International Journal of Pharmaceutical Investigation, 2011, 1, 4, 247-254.
DOI: 10.4103/2230-973X.93006
Published: February 2012
Type: Original Article
Authors:
Dasharath M Patel
Department of Pharmaceutics and Pharm Technology, Shri Sarvajanik Pharmacy College, Mehsana, Gujarat, India
Mehul J Patel
Department of Pharmaceutics and Pharm Technology, Shri Sarvajanik Pharmacy College, Mehsana, Gujarat, India
Ankit N Patel
Department of Pharmaceutics and Pharm Technology, Shri Sarvajanik Pharmacy College, Mehsana, Gujarat, India
Chhagan N Patel
Department of Pharmaceutics and Pharm Technology, Shri Sarvajanik Pharmacy College, Mehsana, Gujarat, India
ABSTRACT
Introduction: Present investigation describes an influence of ratio of Gelucire 43/01(hydrophobic) to hydroxypropyl methylcellulose K4M (HPMC K4M) (hydrophilic) and different fillers on release of famotidine from gastro-retentive tablets using 32 full factorial design. Ratio of Gelucire 43/01 to HPMC K4M (X1) and the type of filler (X2) were selected as independent variables while buoyancy lag time (BLT), drug release at 1h (Q1), 6h (Q6), and the 12h (Q12) were selected as dependent variables.

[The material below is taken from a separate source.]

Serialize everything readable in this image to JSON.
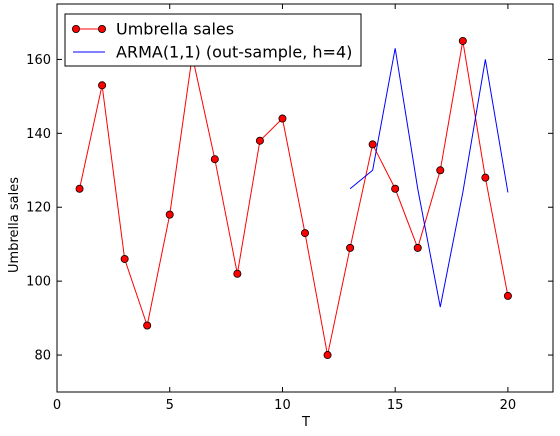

Materials and Methods: Gastro-retentive tablets of famotidine were prepared by a solvent free melt granulation technique using Gelucire 43/01 as a hydrophobic meltable binder. HPMC K4M and sodium bicarbonate were used as matrixing agent and gas-generating agent, respectively. Prepared tablets were evaluated for in vitro dissolution, in vitro buoyancy, friability, hardness, drug content and weight variation. Dissolution data were fitted to various models to ascertain kinetics of drug release. The data were analyzed using regression analysis and analysis of variance. Results: All formulations (F1-F9) showed floating within 3min and had total floating time of more than 12h. It was observed that a type of filler and the ratio of Gelucire 43/01 to HPMC K4M had significant influence on buoyancy lag time (P = 0.037) and Q6 (P = 0.011), respectively without significant influence on Q1 and Q12. Conclusion: Formulation F5 was selected as an optimum formulation as it showed more similarity in dissolution profile with theoretical profile (Similarity factor, f2 = 83.01). The dissolution of batch F5 can be described by zero order kinetics (r2 = 0.9914) with anomalous (non-Fickian) diffusion as a release mechanism (n = 0.559). The difference observed in in vitro release profile after temperature sensitivity study at 40°C for 1 month was insignificant.
Keywords: Buoyancy lag time, Full factorial design, Gelucire 43/01, Melt granulation.